Where the correct acreage of a piece of real property was contained on a publicly recorded plat, plaintiffs could not maintain a cause of action for misrepresentation or concealment based on the seller or realtor stating that the property was larger than it actually was.
In Archer v. The Home Team, Inc., No. M2019-01898-COA-R3-CV (Tenn. Ct. App. Oct. 15, 2020), plaintiffs alleged that the seller and realtor of a piece of property they purchased represented that the property was 1.9 acres, when it was actually 1.16 acres. They filed suit against both the seller and realtor for multiple causes of action, including misrepresentation, concealment, and breach of contract. The trial court granted summary judgment to the defendants based on the fact that the correct acreage was listed on a publicly recorded plat, and the Court of Appeals affirmed.
For claims of either intentional or negligent misrepresentation, a plaintiff must show that he reasonably relied on the alleged misrepresentations. (internal citations omitted). In relation to the seller, plaintiffs alleged that the seller made one oral misrepresentation that the property was around 2 acres, but testimony showed that this statement was made “between middle of March to sometime before closing.” Plaintiffs, however, had signed the purchase and sale agreement on February 23rd, which was well before this oral statement was made. The Court thus ruled that “no reasonable trier of fact could find that Plaintiffs relied on [the seller’s] alleged misrepresentation of the acreage when deciding to purchase the property” and affirmed summary judgment.
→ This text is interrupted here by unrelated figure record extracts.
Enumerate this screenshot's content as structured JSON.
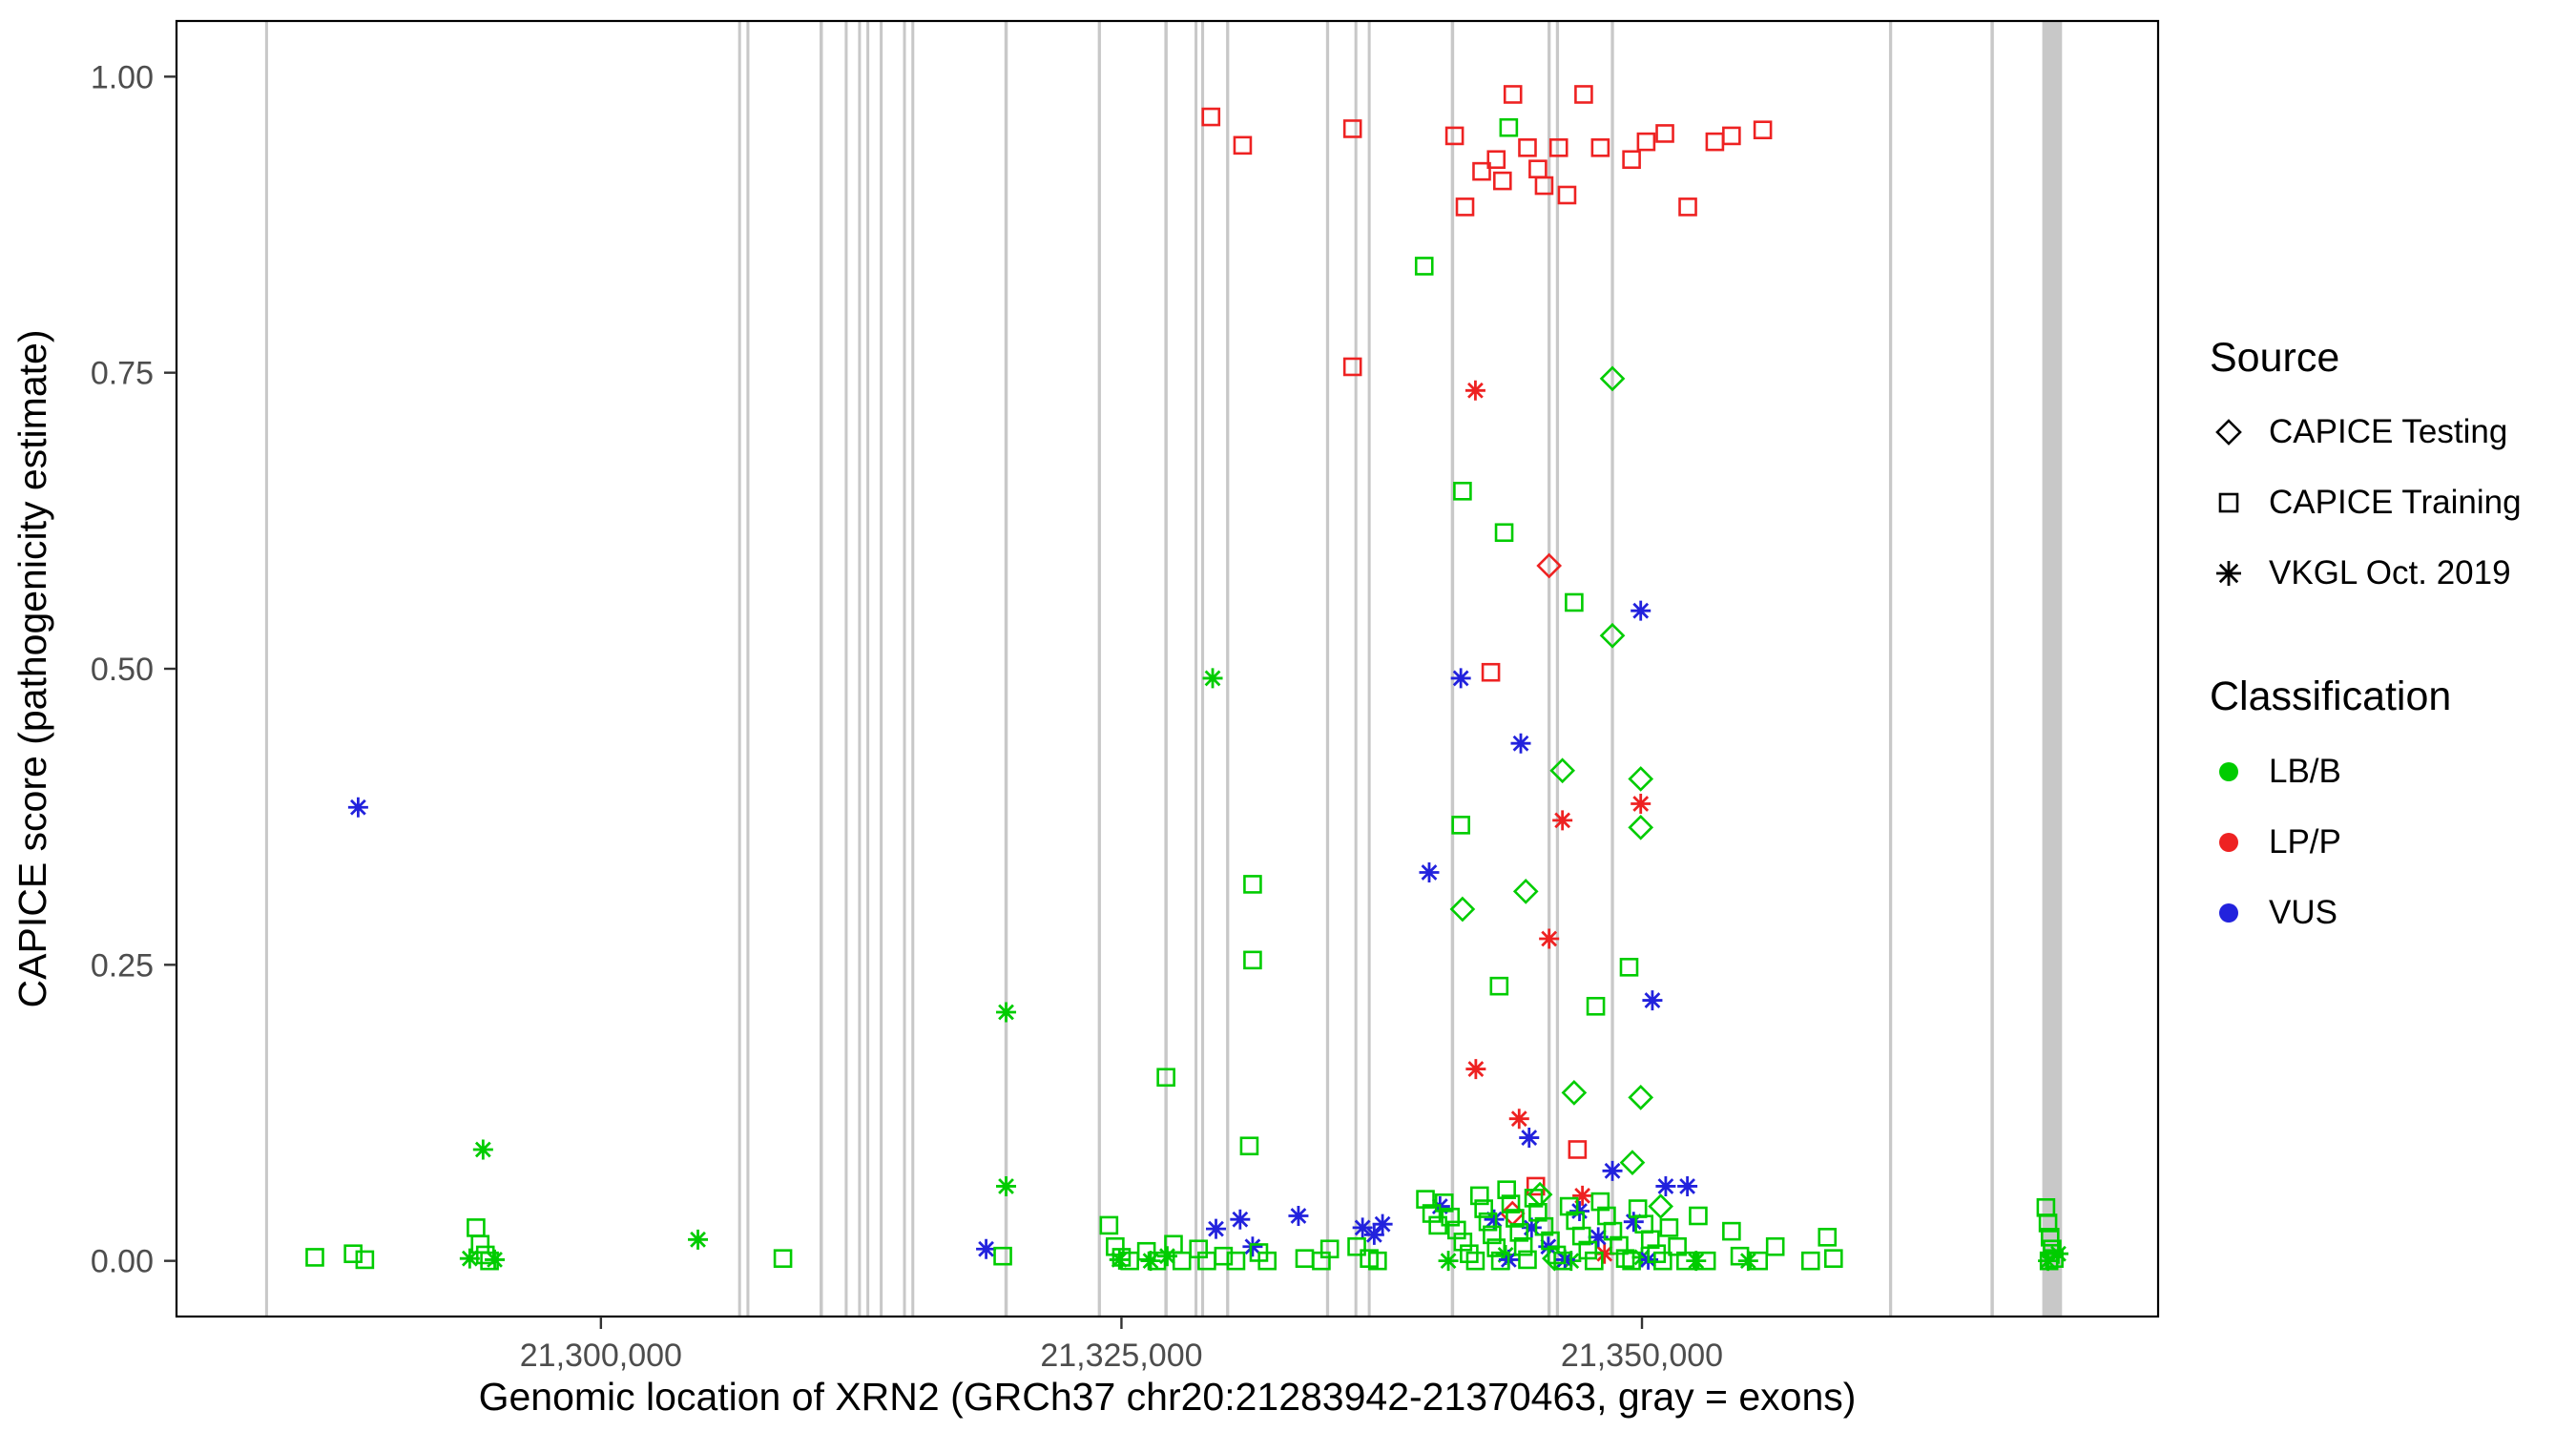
{
  "legend": {
    "source": {
      "title": "Source",
      "items": [
        {
          "label": "CAPICE Testing",
          "shape": "diamond"
        },
        {
          "label": "CAPICE Training",
          "shape": "square"
        },
        {
          "label": "VKGL Oct. 2019",
          "shape": "asterisk"
        }
      ]
    },
    "classification": {
      "title": "Classification",
      "items": [
        {
          "label": "LB/B",
          "color": "#00CC00"
        },
        {
          "label": "LP/P",
          "color": "#EE2222"
        },
        {
          "label": "VUS",
          "color": "#2222DD"
        }
      ]
    }
  },
  "chart_data": {
    "type": "scatter",
    "title": "",
    "xlabel": "Genomic location of XRN2 (GRCh37 chr20:21283942-21370463, gray = exons)",
    "ylabel": "CAPICE score (pathogenicity estimate)",
    "xlim": [
      21279616,
      21374789
    ],
    "ylim": [
      -0.047,
      1.047
    ],
    "grid": false,
    "legend_position": "right",
    "xticks": [
      {
        "value": 21300000,
        "label": "21,300,000"
      },
      {
        "value": 21325000,
        "label": "21,325,000"
      },
      {
        "value": 21350000,
        "label": "21,350,000"
      }
    ],
    "yticks": [
      {
        "value": 0.0,
        "label": "0.00"
      },
      {
        "value": 0.25,
        "label": "0.25"
      },
      {
        "value": 0.5,
        "label": "0.50"
      },
      {
        "value": 0.75,
        "label": "0.75"
      },
      {
        "value": 1.0,
        "label": "1.00"
      }
    ],
    "exon_color": "#C8C8C8",
    "exons": [
      [
        21283942,
        140
      ],
      [
        21306660,
        140
      ],
      [
        21307060,
        140
      ],
      [
        21310580,
        160
      ],
      [
        21311780,
        140
      ],
      [
        21312420,
        130
      ],
      [
        21312820,
        130
      ],
      [
        21313460,
        140
      ],
      [
        21314580,
        130
      ],
      [
        21314980,
        140
      ],
      [
        21319460,
        160
      ],
      [
        21323940,
        150
      ],
      [
        21327140,
        160
      ],
      [
        21328580,
        140
      ],
      [
        21328900,
        140
      ],
      [
        21330100,
        150
      ],
      [
        21334900,
        150
      ],
      [
        21336260,
        140
      ],
      [
        21336900,
        140
      ],
      [
        21340900,
        160
      ],
      [
        21345540,
        150
      ],
      [
        21345940,
        150
      ],
      [
        21348580,
        150
      ],
      [
        21361940,
        150
      ],
      [
        21366820,
        160
      ],
      [
        21369700,
        950
      ]
    ],
    "colors": {
      "LB": "#00CC00",
      "LP": "#EE2222",
      "VUS": "#2222DD"
    },
    "shapes": {
      "s": "CAPICE Training (square)",
      "d": "CAPICE Testing (diamond)",
      "a": "VKGL Oct. 2019 (asterisk)"
    },
    "points": [
      [
        21329300,
        0.966,
        "s",
        "LP"
      ],
      [
        21330820,
        0.942,
        "s",
        "LP"
      ],
      [
        21336100,
        0.956,
        "s",
        "LP"
      ],
      [
        21336100,
        0.755,
        "s",
        "LP"
      ],
      [
        21341000,
        0.95,
        "s",
        "LP"
      ],
      [
        21341500,
        0.89,
        "s",
        "LP"
      ],
      [
        21342300,
        0.92,
        "s",
        "LP"
      ],
      [
        21343000,
        0.93,
        "s",
        "LP"
      ],
      [
        21343300,
        0.912,
        "s",
        "LP"
      ],
      [
        21343800,
        0.985,
        "s",
        "LP"
      ],
      [
        21344500,
        0.94,
        "s",
        "LP"
      ],
      [
        21345000,
        0.922,
        "s",
        "LP"
      ],
      [
        21345300,
        0.908,
        "s",
        "LP"
      ],
      [
        21346000,
        0.94,
        "s",
        "LP"
      ],
      [
        21346400,
        0.9,
        "s",
        "LP"
      ],
      [
        21347200,
        0.985,
        "s",
        "LP"
      ],
      [
        21348000,
        0.94,
        "s",
        "LP"
      ],
      [
        21349500,
        0.93,
        "s",
        "LP"
      ],
      [
        21350200,
        0.945,
        "s",
        "LP"
      ],
      [
        21351100,
        0.952,
        "s",
        "LP"
      ],
      [
        21352200,
        0.89,
        "s",
        "LP"
      ],
      [
        21353500,
        0.945,
        "s",
        "LP"
      ],
      [
        21354300,
        0.95,
        "s",
        "LP"
      ],
      [
        21355800,
        0.955,
        "s",
        "LP"
      ],
      [
        21342740,
        0.497,
        "s",
        "LP"
      ],
      [
        21344900,
        0.063,
        "s",
        "LP"
      ],
      [
        21346900,
        0.094,
        "s",
        "LP"
      ],
      [
        21345540,
        0.587,
        "d",
        "LP"
      ],
      [
        21343780,
        0.04,
        "d",
        "LP"
      ],
      [
        21342000,
        0.735,
        "a",
        "LP"
      ],
      [
        21346180,
        0.372,
        "a",
        "LP"
      ],
      [
        21349940,
        0.386,
        "a",
        "LP"
      ],
      [
        21345540,
        0.272,
        "a",
        "LP"
      ],
      [
        21342020,
        0.162,
        "a",
        "LP"
      ],
      [
        21344100,
        0.12,
        "a",
        "LP"
      ],
      [
        21347140,
        0.055,
        "a",
        "LP"
      ],
      [
        21348200,
        0.006,
        "a",
        "LP"
      ],
      [
        21348580,
        0.745,
        "d",
        "LB"
      ],
      [
        21348580,
        0.528,
        "d",
        "LB"
      ],
      [
        21346180,
        0.414,
        "d",
        "LB"
      ],
      [
        21349940,
        0.407,
        "d",
        "LB"
      ],
      [
        21349940,
        0.366,
        "d",
        "LB"
      ],
      [
        21344420,
        0.312,
        "d",
        "LB"
      ],
      [
        21341380,
        0.297,
        "d",
        "LB"
      ],
      [
        21346740,
        0.142,
        "d",
        "LB"
      ],
      [
        21349940,
        0.138,
        "d",
        "LB"
      ],
      [
        21349540,
        0.083,
        "d",
        "LB"
      ],
      [
        21345100,
        0.056,
        "d",
        "LB"
      ],
      [
        21350900,
        0.046,
        "d",
        "LB"
      ],
      [
        21345800,
        0.002,
        "d",
        "LB"
      ],
      [
        21343600,
        0.957,
        "s",
        "LB"
      ],
      [
        21339540,
        0.84,
        "s",
        "LB"
      ],
      [
        21341380,
        0.65,
        "s",
        "LB"
      ],
      [
        21343380,
        0.615,
        "s",
        "LB"
      ],
      [
        21346740,
        0.556,
        "s",
        "LB"
      ],
      [
        21341300,
        0.368,
        "s",
        "LB"
      ],
      [
        21331300,
        0.318,
        "s",
        "LB"
      ],
      [
        21331300,
        0.254,
        "s",
        "LB"
      ],
      [
        21349380,
        0.248,
        "s",
        "LB"
      ],
      [
        21343140,
        0.232,
        "s",
        "LB"
      ],
      [
        21347780,
        0.215,
        "s",
        "LB"
      ],
      [
        21327140,
        0.155,
        "s",
        "LB"
      ],
      [
        21331140,
        0.097,
        "s",
        "LB"
      ],
      [
        21329380,
        0.492,
        "a",
        "LB"
      ],
      [
        21319460,
        0.21,
        "a",
        "LB"
      ],
      [
        21319460,
        0.063,
        "a",
        "LB"
      ],
      [
        21294340,
        0.094,
        "a",
        "LB"
      ],
      [
        21304660,
        0.018,
        "a",
        "LB"
      ],
      [
        21293700,
        0.002,
        "a",
        "LB"
      ],
      [
        21294900,
        0.001,
        "a",
        "LB"
      ],
      [
        21324900,
        0.001,
        "a",
        "LB"
      ],
      [
        21326400,
        0.0,
        "a",
        "LB"
      ],
      [
        21327200,
        0.004,
        "a",
        "LB"
      ],
      [
        21340700,
        0.0,
        "a",
        "LB"
      ],
      [
        21343450,
        0.005,
        "a",
        "LB"
      ],
      [
        21346600,
        0.0,
        "a",
        "LB"
      ],
      [
        21350000,
        0.003,
        "a",
        "LB"
      ],
      [
        21352600,
        0.0,
        "a",
        "LB"
      ],
      [
        21355100,
        0.0,
        "a",
        "LB"
      ],
      [
        21369500,
        0.0,
        "a",
        "LB"
      ],
      [
        21370000,
        0.006,
        "a",
        "LB"
      ],
      [
        21288340,
        0.383,
        "a",
        "VUS"
      ],
      [
        21349940,
        0.549,
        "a",
        "VUS"
      ],
      [
        21341300,
        0.492,
        "a",
        "VUS"
      ],
      [
        21344180,
        0.437,
        "a",
        "VUS"
      ],
      [
        21339780,
        0.328,
        "a",
        "VUS"
      ],
      [
        21350500,
        0.22,
        "a",
        "VUS"
      ],
      [
        21344580,
        0.104,
        "a",
        "VUS"
      ],
      [
        21348580,
        0.076,
        "a",
        "VUS"
      ],
      [
        21351140,
        0.063,
        "a",
        "VUS"
      ],
      [
        21352180,
        0.063,
        "a",
        "VUS"
      ],
      [
        21318500,
        0.01,
        "a",
        "VUS"
      ],
      [
        21329540,
        0.027,
        "a",
        "VUS"
      ],
      [
        21330700,
        0.035,
        "a",
        "VUS"
      ],
      [
        21331300,
        0.012,
        "a",
        "VUS"
      ],
      [
        21333500,
        0.038,
        "a",
        "VUS"
      ],
      [
        21336580,
        0.028,
        "a",
        "VUS"
      ],
      [
        21337140,
        0.022,
        "a",
        "VUS"
      ],
      [
        21337540,
        0.031,
        "a",
        "VUS"
      ],
      [
        21340300,
        0.046,
        "a",
        "VUS"
      ],
      [
        21342900,
        0.035,
        "a",
        "VUS"
      ],
      [
        21343600,
        0.001,
        "a",
        "VUS"
      ],
      [
        21344700,
        0.028,
        "a",
        "VUS"
      ],
      [
        21345500,
        0.012,
        "a",
        "VUS"
      ],
      [
        21346300,
        0.001,
        "a",
        "VUS"
      ],
      [
        21347000,
        0.042,
        "a",
        "VUS"
      ],
      [
        21347900,
        0.02,
        "a",
        "VUS"
      ],
      [
        21349600,
        0.033,
        "a",
        "VUS"
      ],
      [
        21350300,
        0.001,
        "a",
        "VUS"
      ],
      [
        21286260,
        0.003,
        "s",
        "LB"
      ],
      [
        21288100,
        0.006,
        "s",
        "LB"
      ],
      [
        21288660,
        0.001,
        "s",
        "LB"
      ],
      [
        21294000,
        0.028,
        "s",
        "LB"
      ],
      [
        21294200,
        0.014,
        "s",
        "LB"
      ],
      [
        21294450,
        0.005,
        "s",
        "LB"
      ],
      [
        21294650,
        0.0,
        "s",
        "LB"
      ],
      [
        21308740,
        0.002,
        "s",
        "LB"
      ],
      [
        21319300,
        0.004,
        "s",
        "LB"
      ],
      [
        21324400,
        0.03,
        "s",
        "LB"
      ],
      [
        21324700,
        0.012,
        "s",
        "LB"
      ],
      [
        21325000,
        0.003,
        "s",
        "LB"
      ],
      [
        21325400,
        0.0,
        "s",
        "LB"
      ],
      [
        21326200,
        0.008,
        "s",
        "LB"
      ],
      [
        21326700,
        0.0,
        "s",
        "LB"
      ],
      [
        21327500,
        0.014,
        "s",
        "LB"
      ],
      [
        21327900,
        0.0,
        "s",
        "LB"
      ],
      [
        21328700,
        0.01,
        "s",
        "LB"
      ],
      [
        21329100,
        0.0,
        "s",
        "LB"
      ],
      [
        21329900,
        0.004,
        "s",
        "LB"
      ],
      [
        21330500,
        0.0,
        "s",
        "LB"
      ],
      [
        21331600,
        0.007,
        "s",
        "LB"
      ],
      [
        21332000,
        0.0,
        "s",
        "LB"
      ],
      [
        21333800,
        0.002,
        "s",
        "LB"
      ],
      [
        21334600,
        0.0,
        "s",
        "LB"
      ],
      [
        21335000,
        0.01,
        "s",
        "LB"
      ],
      [
        21336300,
        0.012,
        "s",
        "LB"
      ],
      [
        21336900,
        0.002,
        "s",
        "LB"
      ],
      [
        21337300,
        0.0,
        "s",
        "LB"
      ],
      [
        21339600,
        0.052,
        "s",
        "LB"
      ],
      [
        21339900,
        0.04,
        "s",
        "LB"
      ],
      [
        21340200,
        0.03,
        "s",
        "LB"
      ],
      [
        21340500,
        0.049,
        "s",
        "LB"
      ],
      [
        21340800,
        0.037,
        "s",
        "LB"
      ],
      [
        21341100,
        0.026,
        "s",
        "LB"
      ],
      [
        21341400,
        0.016,
        "s",
        "LB"
      ],
      [
        21341700,
        0.006,
        "s",
        "LB"
      ],
      [
        21342000,
        0.0,
        "s",
        "LB"
      ],
      [
        21342200,
        0.055,
        "s",
        "LB"
      ],
      [
        21342400,
        0.044,
        "s",
        "LB"
      ],
      [
        21342600,
        0.033,
        "s",
        "LB"
      ],
      [
        21342800,
        0.022,
        "s",
        "LB"
      ],
      [
        21343000,
        0.011,
        "s",
        "LB"
      ],
      [
        21343200,
        0.0,
        "s",
        "LB"
      ],
      [
        21343500,
        0.06,
        "s",
        "LB"
      ],
      [
        21343700,
        0.048,
        "s",
        "LB"
      ],
      [
        21343900,
        0.036,
        "s",
        "LB"
      ],
      [
        21344100,
        0.024,
        "s",
        "LB"
      ],
      [
        21344300,
        0.012,
        "s",
        "LB"
      ],
      [
        21344500,
        0.001,
        "s",
        "LB"
      ],
      [
        21344800,
        0.053,
        "s",
        "LB"
      ],
      [
        21345000,
        0.041,
        "s",
        "LB"
      ],
      [
        21345300,
        0.029,
        "s",
        "LB"
      ],
      [
        21345600,
        0.017,
        "s",
        "LB"
      ],
      [
        21345900,
        0.005,
        "s",
        "LB"
      ],
      [
        21346200,
        0.0,
        "s",
        "LB"
      ],
      [
        21346500,
        0.046,
        "s",
        "LB"
      ],
      [
        21346800,
        0.034,
        "s",
        "LB"
      ],
      [
        21347100,
        0.021,
        "s",
        "LB"
      ],
      [
        21347400,
        0.009,
        "s",
        "LB"
      ],
      [
        21347700,
        0.0,
        "s",
        "LB"
      ],
      [
        21348000,
        0.05,
        "s",
        "LB"
      ],
      [
        21348300,
        0.038,
        "s",
        "LB"
      ],
      [
        21348600,
        0.025,
        "s",
        "LB"
      ],
      [
        21348900,
        0.013,
        "s",
        "LB"
      ],
      [
        21349200,
        0.002,
        "s",
        "LB"
      ],
      [
        21349500,
        0.0,
        "s",
        "LB"
      ],
      [
        21349800,
        0.044,
        "s",
        "LB"
      ],
      [
        21350100,
        0.031,
        "s",
        "LB"
      ],
      [
        21350400,
        0.018,
        "s",
        "LB"
      ],
      [
        21350700,
        0.006,
        "s",
        "LB"
      ],
      [
        21351000,
        0.0,
        "s",
        "LB"
      ],
      [
        21351300,
        0.028,
        "s",
        "LB"
      ],
      [
        21351700,
        0.012,
        "s",
        "LB"
      ],
      [
        21352100,
        0.0,
        "s",
        "LB"
      ],
      [
        21352700,
        0.038,
        "s",
        "LB"
      ],
      [
        21353100,
        0.0,
        "s",
        "LB"
      ],
      [
        21354300,
        0.025,
        "s",
        "LB"
      ],
      [
        21354700,
        0.004,
        "s",
        "LB"
      ],
      [
        21355600,
        0.0,
        "s",
        "LB"
      ],
      [
        21356400,
        0.012,
        "s",
        "LB"
      ],
      [
        21358100,
        0.0,
        "s",
        "LB"
      ],
      [
        21358900,
        0.02,
        "s",
        "LB"
      ],
      [
        21359200,
        0.002,
        "s",
        "LB"
      ],
      [
        21369400,
        0.045,
        "s",
        "LB"
      ],
      [
        21369500,
        0.032,
        "s",
        "LB"
      ],
      [
        21369600,
        0.02,
        "s",
        "LB"
      ],
      [
        21369700,
        0.01,
        "s",
        "LB"
      ],
      [
        21369800,
        0.002,
        "s",
        "LB"
      ],
      [
        21369550,
        0.0,
        "s",
        "LB"
      ]
    ]
  }
}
In relation to the realtor, plaintiffs claimed that he misrepresented the acreage both orally and through the MLS listing. The realtor admitted that he “negligently misrepresented the acreage” as he referred to the wrong lot in the listing, but he asserted that the Disclaimer Notice that plaintiffs signed refuted any claims that they relied on his representations. This disclaimer contained language advising the buyer/ plaintiffs not to rely on MLS listings for acreage information and encouraging them to “secure the services of a licensed surveyor.” Further, just above plaintiffs’ signatures there was a bold paragraph stating that “the buyers and sellers acknowledge that they have not relied upon the advice, casual comments, or verbal representations of any real estate licensee relative to any of the matters itemized above or similar matters.” Based on this Disclaimer Notice signed by plaintiffs, the Court ruled that “no reasonable juror could find that Plaintiffs relied on [the realtor’s] representations or that Plaintiffs’ reliance on the MLS data was justified,” and summary judgment was affirmed.
Next, the Court considered plaintiffs’ claim for fraud by concealment based on the assertion that defendants “hid the correct acreage from Plaintiffs by failing to inform Plaintiffs of the recorded plat’s existence and by withholding pertinent information needed to locate the plat.” Plaintiffs also argued that even if they had seen the plat, they would not have received the correct information because the realtor had referred to lot 1 in the MLS listing, but the property they purchased was actually lot 2.
The Court explained:
A defendant is liable for non-disclosure or concealment when the defendant has a duty to disclose a known fact, the defendant fails to disclose that fact, and the plaintiff reasonably relies on the resulting misrepresentation, which causes injury. There is no duty to disclose a fact where ordinary diligence would have revealed the undisclosed fact. …Concealment is withholding information asked for, or making use of some device to mislead, thus involving act and intention. …[W]hen one who is in possession of all material facts, either actually or constructively, proceeds with the purchase of realty, notwithstanding such knowledge, such a person cannot thereafter recover on the basis of fraud, misrepresentation, or concealment of the information to which all parties had equal access. …All recorded instruments such as deeds and judgments shall be notice to all the world from the time they are noted for registration and shall take effect from such time.
(internal citations and quotations omitted).
In its analysis, the Court pointed out that ten months before plaintiffs entered into the purchase agreement, a plat was recorded at the local register of deeds showing the property and stating that lot 2 contained 1.16 acres. Further, the Court stated that it was “disingenuous” for plaintiffs to assert that they did not know they were purchasing lot 2, as the only erroneous reference to lot 1 was in the MLS listing, but all site visits and conversations had been about lot 2 and “it was undisputed that plaintiffs knew the physical location of the property.” Based on these facts, the Court ruled that plaintiffs’ concealment claim failed because “defendants did not have a duty to disclose the acreage of the property because publicly recorded information is discoverable through ordinary diligence” and because plaintiffs had constructive knowledge of the accurate acreage though the recorded plat. Summary judgment on this claim was therefore affirmed.
After determining that the doctrine of merger applied to plaintiff’s breach of contract claim, the Court of Appeals also affirmed summary judgment on that allegation and the trial court’s judgment was affirmed.
This case illustrates that justifiable reliance is an important element in a misrepresentation case. When evaluating a misrepresentation or concealment case, it is important to consider what information was publicly available regarding the alleged misstatement.
NOTE: this opinion was released a little over three months after oral argument.